The proposed six‑month budget totals $5.9 million, 47% less than the 2025 plan. If approved at the town meeting, it would set the property tax rate at $5.44 per $1,000 of assessed valuation.
That would be slightly more than half the $10.50 property tax rate the Select Board approved late last year.
However, the town actually needed a rate of $11.70 to fund the 2025 budget. An error in the homestead exemption figure provided by the company handling the property revaluation led the board to set the rate too low.
The board reset the rate at $10.50 and covered the $1.3 million shortfall by liquidating an investment account and securing voter approval to use $700,000 from the undesignated fund balance.
While the $5.44 rate in the proposed transition budget is more than half of the $10.50 rate, it is 46.5% less than the $11.70 rate.
Town expenditures in the proposed budget are down 55.8%, but the total appropriation is higher because of county and school costs, which add $3.35 million for the first half of 2026.
Of the $5.9 million in proposed appropriations, 43.1% would cover town expenses, 46.6% would go to Regional School Unit 9 and 10.2% would help fund Franklin County government.
The budget includes a 45‑cent hourly raise for all employees to match the state’s minimum wage increase, along with a 9% hike in health insurance costs.
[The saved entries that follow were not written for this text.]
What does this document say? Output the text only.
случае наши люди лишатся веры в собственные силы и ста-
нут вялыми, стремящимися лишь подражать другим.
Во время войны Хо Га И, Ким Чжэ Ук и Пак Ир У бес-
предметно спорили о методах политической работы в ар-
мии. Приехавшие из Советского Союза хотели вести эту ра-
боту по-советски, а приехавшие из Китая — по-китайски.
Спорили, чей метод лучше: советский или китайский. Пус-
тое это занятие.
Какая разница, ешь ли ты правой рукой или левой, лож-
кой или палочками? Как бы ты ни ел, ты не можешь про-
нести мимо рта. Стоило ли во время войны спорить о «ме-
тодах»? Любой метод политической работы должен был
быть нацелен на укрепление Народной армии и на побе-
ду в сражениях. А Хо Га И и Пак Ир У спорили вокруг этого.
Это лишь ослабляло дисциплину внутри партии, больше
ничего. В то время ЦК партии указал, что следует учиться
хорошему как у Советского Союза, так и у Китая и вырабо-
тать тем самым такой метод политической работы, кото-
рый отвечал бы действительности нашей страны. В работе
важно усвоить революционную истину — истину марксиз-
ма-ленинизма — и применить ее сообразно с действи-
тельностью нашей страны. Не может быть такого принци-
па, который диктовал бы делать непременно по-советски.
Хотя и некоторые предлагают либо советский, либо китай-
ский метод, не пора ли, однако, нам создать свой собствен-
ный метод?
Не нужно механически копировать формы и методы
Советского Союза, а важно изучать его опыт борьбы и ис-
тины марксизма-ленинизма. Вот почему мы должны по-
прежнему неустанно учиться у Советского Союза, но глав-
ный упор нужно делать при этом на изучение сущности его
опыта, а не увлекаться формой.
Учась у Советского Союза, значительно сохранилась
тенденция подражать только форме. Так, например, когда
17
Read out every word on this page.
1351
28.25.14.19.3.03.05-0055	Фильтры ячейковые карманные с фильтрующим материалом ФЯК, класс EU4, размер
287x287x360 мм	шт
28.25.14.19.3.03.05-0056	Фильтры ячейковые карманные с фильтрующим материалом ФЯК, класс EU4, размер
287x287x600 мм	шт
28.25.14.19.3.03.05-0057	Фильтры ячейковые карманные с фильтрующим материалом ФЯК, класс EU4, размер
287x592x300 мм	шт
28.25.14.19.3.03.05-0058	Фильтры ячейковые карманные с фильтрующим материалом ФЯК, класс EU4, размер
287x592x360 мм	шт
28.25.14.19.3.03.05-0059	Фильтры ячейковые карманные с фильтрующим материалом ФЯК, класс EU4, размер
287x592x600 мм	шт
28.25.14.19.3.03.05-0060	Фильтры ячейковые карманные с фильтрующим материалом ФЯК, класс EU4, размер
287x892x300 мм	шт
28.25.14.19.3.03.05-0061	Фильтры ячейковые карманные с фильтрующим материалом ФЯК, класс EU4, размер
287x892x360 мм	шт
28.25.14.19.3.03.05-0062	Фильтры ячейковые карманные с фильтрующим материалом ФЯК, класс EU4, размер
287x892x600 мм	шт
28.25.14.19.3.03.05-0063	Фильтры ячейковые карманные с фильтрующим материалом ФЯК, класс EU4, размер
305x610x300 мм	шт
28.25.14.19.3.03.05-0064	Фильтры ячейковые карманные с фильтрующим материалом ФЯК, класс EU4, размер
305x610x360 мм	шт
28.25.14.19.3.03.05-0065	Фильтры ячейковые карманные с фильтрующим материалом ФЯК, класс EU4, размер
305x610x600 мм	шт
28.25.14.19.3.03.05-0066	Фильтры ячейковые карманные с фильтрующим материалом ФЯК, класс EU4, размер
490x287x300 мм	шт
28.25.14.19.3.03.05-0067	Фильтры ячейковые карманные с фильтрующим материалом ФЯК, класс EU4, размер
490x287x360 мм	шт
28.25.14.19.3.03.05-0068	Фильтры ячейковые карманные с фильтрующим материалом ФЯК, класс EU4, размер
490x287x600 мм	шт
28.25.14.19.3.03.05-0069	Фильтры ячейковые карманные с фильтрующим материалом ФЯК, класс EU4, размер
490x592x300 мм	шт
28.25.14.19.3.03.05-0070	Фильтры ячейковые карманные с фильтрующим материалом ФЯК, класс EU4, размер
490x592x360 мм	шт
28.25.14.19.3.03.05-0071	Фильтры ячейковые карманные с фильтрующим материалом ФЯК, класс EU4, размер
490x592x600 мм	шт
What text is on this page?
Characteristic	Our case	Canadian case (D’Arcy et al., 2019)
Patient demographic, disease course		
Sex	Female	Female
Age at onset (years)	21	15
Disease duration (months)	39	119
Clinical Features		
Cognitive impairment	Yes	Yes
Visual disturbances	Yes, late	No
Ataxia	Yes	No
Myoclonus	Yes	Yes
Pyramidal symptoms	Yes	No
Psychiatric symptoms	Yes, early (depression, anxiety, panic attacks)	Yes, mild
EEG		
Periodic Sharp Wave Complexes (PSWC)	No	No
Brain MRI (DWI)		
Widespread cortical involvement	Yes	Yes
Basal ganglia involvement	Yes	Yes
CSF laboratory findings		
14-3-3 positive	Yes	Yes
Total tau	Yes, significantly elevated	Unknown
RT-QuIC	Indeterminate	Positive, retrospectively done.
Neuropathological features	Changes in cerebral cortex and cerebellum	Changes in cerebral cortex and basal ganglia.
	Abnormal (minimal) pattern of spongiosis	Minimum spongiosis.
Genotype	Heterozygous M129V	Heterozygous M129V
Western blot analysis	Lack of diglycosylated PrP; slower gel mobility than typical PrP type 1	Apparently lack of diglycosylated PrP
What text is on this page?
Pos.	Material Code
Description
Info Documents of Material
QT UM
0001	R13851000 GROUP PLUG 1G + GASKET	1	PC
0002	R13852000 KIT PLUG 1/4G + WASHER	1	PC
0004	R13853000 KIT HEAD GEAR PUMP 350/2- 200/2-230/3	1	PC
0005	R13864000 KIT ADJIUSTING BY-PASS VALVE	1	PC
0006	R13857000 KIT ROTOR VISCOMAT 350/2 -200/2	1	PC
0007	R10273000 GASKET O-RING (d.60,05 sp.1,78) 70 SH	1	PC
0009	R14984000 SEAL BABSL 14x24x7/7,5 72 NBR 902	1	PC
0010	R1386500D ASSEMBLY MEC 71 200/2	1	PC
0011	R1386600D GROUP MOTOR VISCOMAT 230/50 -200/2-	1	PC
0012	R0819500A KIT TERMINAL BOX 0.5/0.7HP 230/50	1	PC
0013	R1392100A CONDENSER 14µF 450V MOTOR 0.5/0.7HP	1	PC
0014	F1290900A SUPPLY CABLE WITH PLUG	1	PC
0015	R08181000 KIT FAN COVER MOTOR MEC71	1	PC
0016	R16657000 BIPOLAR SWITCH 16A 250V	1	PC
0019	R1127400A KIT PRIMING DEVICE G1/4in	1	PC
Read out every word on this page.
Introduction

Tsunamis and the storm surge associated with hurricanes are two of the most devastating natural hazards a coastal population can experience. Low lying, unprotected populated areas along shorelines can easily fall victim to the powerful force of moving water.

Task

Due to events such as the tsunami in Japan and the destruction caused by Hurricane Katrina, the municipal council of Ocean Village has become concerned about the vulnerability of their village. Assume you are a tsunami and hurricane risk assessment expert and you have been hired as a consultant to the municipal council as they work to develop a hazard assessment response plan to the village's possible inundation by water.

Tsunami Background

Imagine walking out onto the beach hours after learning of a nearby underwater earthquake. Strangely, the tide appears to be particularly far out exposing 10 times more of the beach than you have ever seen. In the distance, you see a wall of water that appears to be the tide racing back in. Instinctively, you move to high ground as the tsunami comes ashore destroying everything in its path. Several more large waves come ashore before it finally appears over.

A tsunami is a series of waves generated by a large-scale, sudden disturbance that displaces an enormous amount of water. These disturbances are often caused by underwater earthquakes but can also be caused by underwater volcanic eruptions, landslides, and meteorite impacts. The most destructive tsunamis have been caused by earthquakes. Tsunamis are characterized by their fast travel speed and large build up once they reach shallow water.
Utility expenses are also rising for fire hydrants and electricity.
The transition budget adds only a few new items: a part‑time Farmington police position funded by savings from two vacancies, plus about $6,000 for comprehensive plan work, adding the Parks Department to the town’s copier contract and installing security cameras at the Community Center.
The transition budget anticipates a 55.6% drop in nontax revenue, partly from declines in police and recycling income and partly from timing issues. For example, Farmington receives Local Road Assistance in November, so those funds fall outside the budget ending June 30.
With an average home value of about $300,000 in Farmington, the typical owner would pay a $1,633 tax bill under the six‑month budget, before exemptions.
Farmington previously issued a single tax bill in October. Beginning with the transition budget, residents will receive two bills each year — one due in October and another in April.
The town plans to approve the transition budget March 23 and issue a tax bill due in April or May. To ease the shift, that bill will carry no interest or initial penalty for late payment.
As residents weigh the six‑month budget in March, the Select Board and Budget Committee will already be working on the 2026‑27 spending plan, officials said. That full‑year budget is expected to reach the boards in early February.
On Jan. 27, the Select Board is expected to discuss when to hold the second town meeting.